A comunidade entrou nos eixos novamente depois da última invasão que nos baqueou legal. Os negócios estão fortalecidos, tanto o meu, quanto dos comerciantes e também fiz acordo com um político pra trazer mais profissionais pro postinho de saúde que antes atendia até 22:00 e agora é tipo uma UPA, aberta 24 horas. E ele também ajudou a criar a ONG pra molecada que há tempo meu pai queria fazer, mas na prática não entrava em funcionamento. É aquele lance, o cara fortalece a gente pra ser fortalecido também, daí é só sucesso.
Hoje foi mais um dia que tive que parar pra resolver a p**a de morador que o Brand trouxe até mim.
— E então Payú, o que tu definiu? — ele pergunta parado na minha frente, do outro lado da mesa capenga da boca.
— Bom, essa duas que se pegaram pelos cabelos e fizeram escândalo dentro do mercadinho do seu Marcondes, elas vão fazer a limpeza do mercadinho dele, 10 dias cada uma, incluindo no domingo, uma de manhã e a outra a tarde, pra aprenderem a não ficar brigando por causa de macho que come as duas e ainda fazer o trabalhador ter prejuízo!
Dei essa ordem porque na hora da briga, o mercadinho teve que ficar fechado mais de uma hora por conta da bagunça das piranhas dentro do estabelecimento, e comércio fechado em comunidade, é prejuízo, afinal, a favela não para nunca, dia e noite, sem falar que teve uns produtos danificados por elas na hora que de se atracaram. Assim elas aprendem que a lei por aqui funciona, lei de bandido, mas é lei, que funciona muito bem, por sinal.
— E se elas reclamarem, pode botar pra fora da comunidade e proibir de colocar os pés de novo aqui! — falei, bolando um baseado, apertando a seda.
— E com o machão lá que bateu na esposa? Tô sabendo que não é a primeira vez que ele faz agressão com ela! O cara é o maior encostado, não coloca um trabalho naquele corpo e ainda pega o dinheiro da mulher para comprar bebida. Vacilão do c*****o! — Brand fala, posicionado com as mãos à frente do corpo, segurando o fuzil.
— Nesse aí pode mandar dar uma surra, uma madeirada bem dada, daquelas de deixar judiado! — puxo a erva que rapidamente queima a seda. — E já avisa, outro caô desses, não vai ser madeirada, vai ser ele dentro da madeira, no caixão, pra alegria do coveiro!
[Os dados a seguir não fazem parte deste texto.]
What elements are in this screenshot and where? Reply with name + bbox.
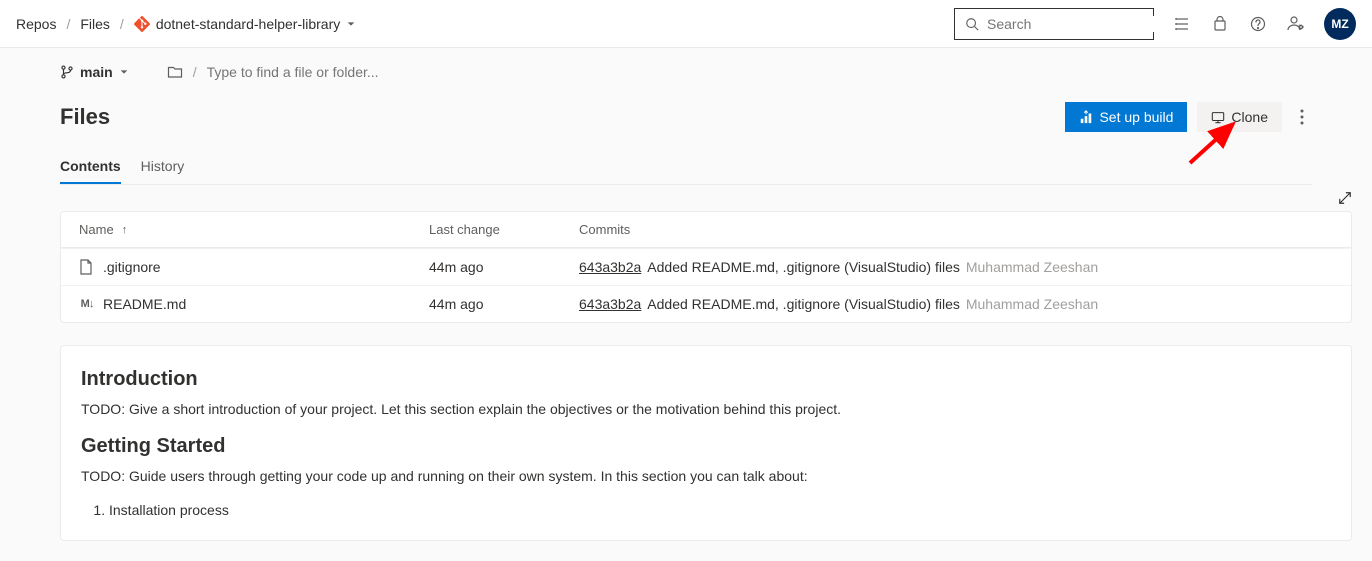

— Positivo! — Brand assente e coça o canto do nariz, reprimindo um sorriso.
— Tá querendo rir né, seu p*u no cu? Tu gosta de dar uns esculachos!
— Pô Payú, é satisfatório colocar essa gente encrenqueira na linha! — ele ri somente com os olhos.
— Tô ligado! É só assim que essa turma da caozada aprende, sem amor, só na dor mesmo.
— A Vanessinha me viu de bobeira tomando uma gelada lá no bar e veio trocar uma ideia comigo, mandando papo que você não procura mais ela, nem responde às mensagens, essa baboseira de p*****a que você já conhece!
Dou uma risada de canto ao escutar.
— Não tô afim de repetir p*****a mais, não! Aliás, ultimamente tô preferindo pagar uma profissional da área, tá ligado? Mesmo que saia mais caro! — outra tragada e aponto o baseado pra ele, continuando. — Assim eu escolho uma, ela vem, faz o serviço, pago e ela vai embora satisfeita e eu não fico recebendo mensagem no outro dia ou recadinho, né não, Brand?
— Tá seletivo, hein? — Ele dá um sorrisinho irônico e eu desdenho.
— Vai por mim, Brand, é melhor assim! Quando elas repetem a sentada, já ficam achando que são minhas fiéis! — Dou mais uma tragada, olho para a ponta e solto a fumaça pro alto, sinalizando com os olhos para a porta. Brand entendeu que era pra ir cumprir a ordem. Pegou o rádio e saiu dali pra designar os soldados que iriam fazer o trabalho.